Buying Commercial Property | The case

Looking for a property

Every real estate agent is willing to assist you in your search for the perfect place. Against an appropriate commission of course. On average, the commission is around 1.63% of the purchase price (excluding VAT). You can save a lot of money by looking for a room yourself. This is easily done through websites like Funda in business or Marktplaats, especially if you are looking for a place where the competition is not too great.

If there are several private individuals on the coast, it can still be smart to use a broker. He receives the offer a little earlier than it appears on a website. You can also hire a broker for some of his services, for example only for negotiations, making a purchase plan or valuations. You only pay for the service provided.

Are you looking for financing for commercial real estate? Ask about your options non-binding.

Look in the land register

Before entering into the purchase agreement, it is wise to first consult the land registry. You can check if the seller is actually the owner using the ‘cadastral property report’. The cadastral report also contains information on location, surface, purchase price and year of purchase for the land. The cadastral report is public. For a small fee, you will immediately receive an overview of the desired data.

Soil research

In order not to be exposed to unpleasant surprises and be held responsible later, you can conduct an investigation into the treatment of asbestos materials and of soil contamination. Include any right to soil survey in the purchase agreement. Include a state of dissolution in case the soil survey is negative. Some municipalities require a clean land certificate for new construction or expansion on an existing plot.

The purchase agreement

Be careful with promises when visiting a property that appeals to you. Unlike the purchase of a home, the oral purchase agreement applies to the purchase of commercial space. The sale is officially closed if your offer has been accepted.

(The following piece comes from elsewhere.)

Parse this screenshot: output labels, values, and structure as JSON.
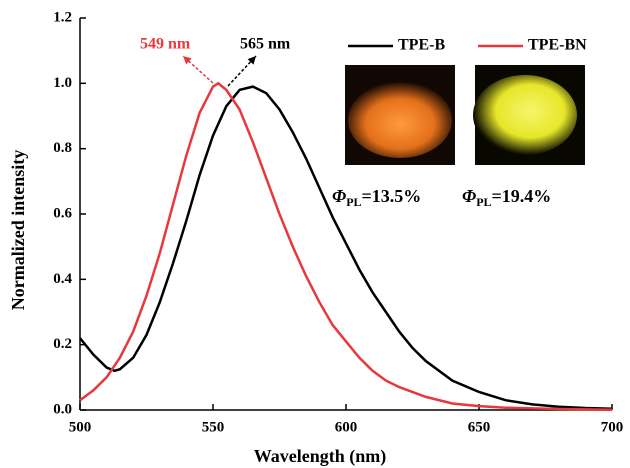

You have to pay VAT on a new building – up to and including two years old. Purchasing a property that has been taken into use more than two years ago is VAT-free.

Together with the seller, you can decide to pay VAT on the purchase and benefit from the deduction of input VAT. The condition is that you use the property for at least 90% for taxed business purposes. This applies to the year in which you buy the property and for the following financial year. For a number of sectors, entrepreneurs only need to use the business premises up to 70% for VAT-covered services:

  • Real estate business, including mortgage and insurance delivery
  • The travel agency industry, including insurance brokerage services
  • Legally independent health and safety services
  • Employers’ organizations

Have your accountant or broker assess whether it is wise to charge VAT. The buyer and seller must no longer submit a joint formal request to the inspector if the delivery with VAT is registered in a notarial deed.

Taxable sale is not possible if the sale of the property is part of the sale of the entire company, or the seller falls under the agricultural scheme.

transfer fee

When purchasing business space, an 8% transfer fee must be paid. This is not deductible as an expense for the business. You can add the transfer fee to the value of the business space and write it off. If VAT is used, an exemption can sometimes be applied for.

If you are the principal shareholder in a BV, you have the following choices: do you finance the new business premises with money from your BV or privately? In one case, the BV becomes the owner of the property, and in the other case, you become the private owner. Think carefully about the choice, because it has financial and tax consequences. In many cases, it is more advantageous for the BV to finance the business premises. Ask your tax advisor or accountant for advice.

Investment deduction

Buying commercial space is an investment. If you buy a property in which you establish your business, you are also entitled to an investment deduction.

NB: you are never entitled to an investment deduction for the reason the property stands on. You must therefore calculate the value of the property and the value of the land separately. Here you can see the amount you can use the investment deduction up to »

If you include the property as part of your business assets, you must also add the purchase cost to the purchase price for the valuation of the business area on your company’s balance sheet. The purchase costs, notary costs and brokerage costs can be booked directly in the costs. You must activate the transfer tax on the balance sheet and write it off.

Lives and works in the same building

There are different tax options if you live and work in the same building. It depends on whether one can make a clear architectural separation between residential and commercial space. It is mainly checked whether both parts have their own entrance. Depending on your situation, all sorts of scenarios are possible.